Bayesian analysis also demonstrates some other counterintuitive features of evidence. For example, suppose that initial evidence of guilt (X) is followed by supplementary evidence of guilt (Y). A jury will almost always assume that the probability of guilt has now gone up. But probabilities of guilt do not just accumulate in this manner. In fact, the new evidence increases the probability of guilt only if the probability of the new evidence given the old evidence and the accused being guilty exceeds the probability of the new evidence given the old evidence and the accused being innocent.

When the prosecution case depends on a confession, two quite different things may happen. In the first, take X to be the confession and Y the evidence found as a result of the confession—for example, discovery of the body where the accused said it would be. Because an innocent person is unlikely to provide such information, Bayesian considerations show that the probability of guilt is increased. So corroborative evidence that depends on the confession being genuine increases the likelihood of guilt.
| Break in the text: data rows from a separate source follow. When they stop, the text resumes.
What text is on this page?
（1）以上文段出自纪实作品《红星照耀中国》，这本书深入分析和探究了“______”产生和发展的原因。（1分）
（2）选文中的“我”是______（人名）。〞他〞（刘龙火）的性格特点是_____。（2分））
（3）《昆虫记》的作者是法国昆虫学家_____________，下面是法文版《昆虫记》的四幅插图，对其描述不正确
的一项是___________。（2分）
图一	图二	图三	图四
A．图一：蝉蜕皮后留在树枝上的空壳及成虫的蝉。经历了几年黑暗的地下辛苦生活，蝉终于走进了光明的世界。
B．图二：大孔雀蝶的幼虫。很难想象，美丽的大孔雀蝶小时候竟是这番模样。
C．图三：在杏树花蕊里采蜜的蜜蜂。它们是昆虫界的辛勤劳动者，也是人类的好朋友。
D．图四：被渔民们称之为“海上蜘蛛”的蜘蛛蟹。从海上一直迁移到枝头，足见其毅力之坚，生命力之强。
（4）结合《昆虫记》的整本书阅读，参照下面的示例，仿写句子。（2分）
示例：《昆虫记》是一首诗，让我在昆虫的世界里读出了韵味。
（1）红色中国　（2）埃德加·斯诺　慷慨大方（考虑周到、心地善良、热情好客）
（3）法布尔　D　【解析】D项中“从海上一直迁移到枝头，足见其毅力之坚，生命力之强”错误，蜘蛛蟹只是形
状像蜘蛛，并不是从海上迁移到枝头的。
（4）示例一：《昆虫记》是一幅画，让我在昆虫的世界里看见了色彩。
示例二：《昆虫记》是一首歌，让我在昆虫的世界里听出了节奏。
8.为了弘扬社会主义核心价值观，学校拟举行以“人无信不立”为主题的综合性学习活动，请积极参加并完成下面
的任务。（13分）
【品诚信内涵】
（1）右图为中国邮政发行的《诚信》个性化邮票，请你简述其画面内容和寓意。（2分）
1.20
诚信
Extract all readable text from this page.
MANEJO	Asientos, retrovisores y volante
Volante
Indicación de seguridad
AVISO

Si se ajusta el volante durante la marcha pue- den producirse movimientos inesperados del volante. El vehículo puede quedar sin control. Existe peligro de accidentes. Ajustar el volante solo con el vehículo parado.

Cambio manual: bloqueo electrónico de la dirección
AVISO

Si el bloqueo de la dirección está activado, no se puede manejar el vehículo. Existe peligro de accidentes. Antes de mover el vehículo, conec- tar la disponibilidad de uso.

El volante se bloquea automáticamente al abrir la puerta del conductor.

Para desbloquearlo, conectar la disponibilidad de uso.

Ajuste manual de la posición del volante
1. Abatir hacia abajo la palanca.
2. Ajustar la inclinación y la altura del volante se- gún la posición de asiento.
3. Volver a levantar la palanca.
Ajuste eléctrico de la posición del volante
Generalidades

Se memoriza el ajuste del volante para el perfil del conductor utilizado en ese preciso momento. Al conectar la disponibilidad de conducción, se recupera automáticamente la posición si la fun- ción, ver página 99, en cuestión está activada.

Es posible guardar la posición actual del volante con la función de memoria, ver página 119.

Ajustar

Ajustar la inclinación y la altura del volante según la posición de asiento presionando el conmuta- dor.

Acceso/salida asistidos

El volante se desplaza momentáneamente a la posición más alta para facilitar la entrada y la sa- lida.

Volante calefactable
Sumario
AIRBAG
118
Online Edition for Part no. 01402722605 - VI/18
On the other hand, X might be the discovery of the body and Y a subsequent confession. In this case, the evidence provided by the body does not depend on the confession and so cannot corroborate it. Nevertheless, there is no “body-finder’s fallacy” like the interrogator’s fallacy, because it is hard to argue that an innocent person is more likely to confess than a guilty one just because they know that a body has been discovered.

Of course, it would be silly to suggest that every potential juror should take (and pass) a course in Bayesian inference, but it seems entirely feasible that a judge could direct them on some simple principles. Moreover, the same ideas apply to DNA profiling but in circumstances that are much more intuitive for jurors. A quick review of the interrogator’s fallacy could be an excellent way to discourage lawyers from making fallacious claims about DNA evidence.